Une Française a été testée positive à l’hantavirus des Andes, ce qui a déclenché une chasse aux cas contacts. À l’heure où 26 personnes sont placées en isolement et plusieurs hospitalisées, les médias abordent la question du retour des masques FFP2 dans les transports publics.
Cependant, selon le ministère de la Santé, il n’y a aucun signe de circulation virale chez la population générale. Stéphanie Rist, ministre de la Santé, a confirmé que les stocks stratégiques de masques étaient reconstitués en attendant un besoin réel.

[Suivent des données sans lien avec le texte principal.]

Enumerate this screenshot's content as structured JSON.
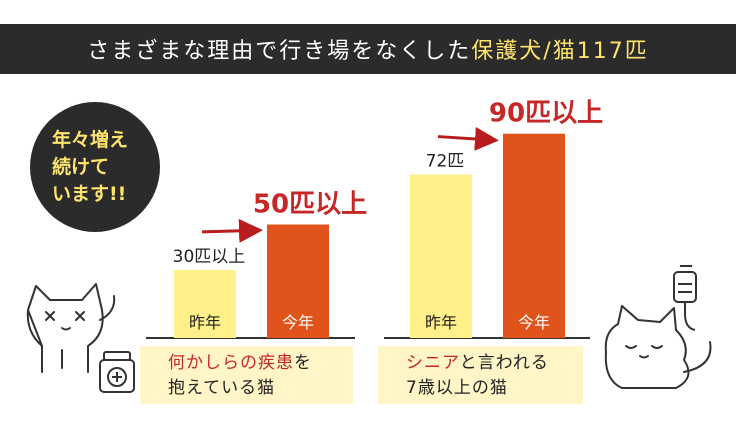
{
  "title": {
    "prefix": "さまざまな理由で行き場をなくした",
    "highlight": "保護犬/猫117匹"
  },
  "badge": {
    "lines": [
      "年々増え",
      "続けて",
      "います!!"
    ]
  },
  "colors": {
    "previous": "#fff08a",
    "current": "#e0531a",
    "banner": "#2b2b2b",
    "highlight": "#ffe36e",
    "arrow": "#b81c1c"
  },
  "chart_data": [
    {
      "type": "bar",
      "categories": [
        "昨年",
        "今年"
      ],
      "values": [
        30,
        50
      ],
      "value_labels": [
        "30匹以上",
        "50匹以上"
      ],
      "caption": {
        "line1_highlight": "何かしらの疾患",
        "line1_rest": "を",
        "line2": "抱えている猫"
      }
    },
    {
      "type": "bar",
      "categories": [
        "昨年",
        "今年"
      ],
      "values": [
        72,
        90
      ],
      "value_labels": [
        "72匹",
        "90匹以上"
      ],
      "caption": {
        "line1_highlight": "シニア",
        "line1_rest": "と言われる",
        "line2": "7歳以上の猫"
      }
    }
  ],
  "icons": [
    "dizzy-cat-icon",
    "medicine-bottle-icon",
    "sleeping-cat-icon",
    "iv-drip-icon"
  ]
}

Le virologue Olivier Schwartz explique que le port du masque (FFP2 préférable) et le lavage des mains restent essentiels pour éviter la transmission interhumaine, mais ces mesures ne s’appliquent qu’en cas de contact avec un patient infecté.
« Nous ne sommes pas dans une phase où le virus circule dans la population », précise Bruno Mégarbane, chef du service réanimation à l’hôpital Lariboisière. « Il y a qu’un seul cas sur le territoire national et il est en isolement. Les masques devraient être réservés aux contacts des contacts ».
Le professeur Gilles Pialoux souligne également que cette situation n’implique pas de phénomène épidémique ou pandémique. « Il n’y a donc rien qui justifie un port généralisé du masque », affirme-t-il, rappelant que les stocks de masques pourraient être gaspillés si la population en achète massivement.
En conclusion, le gouvernement doit éviter toute panique et ne pas alimenter une ruée inutile sur les supermarchés. Les mesures sanitaires restent ciblées : protéger ceux en contact avec des cas confirmés sans affecter l’ensemble de la population.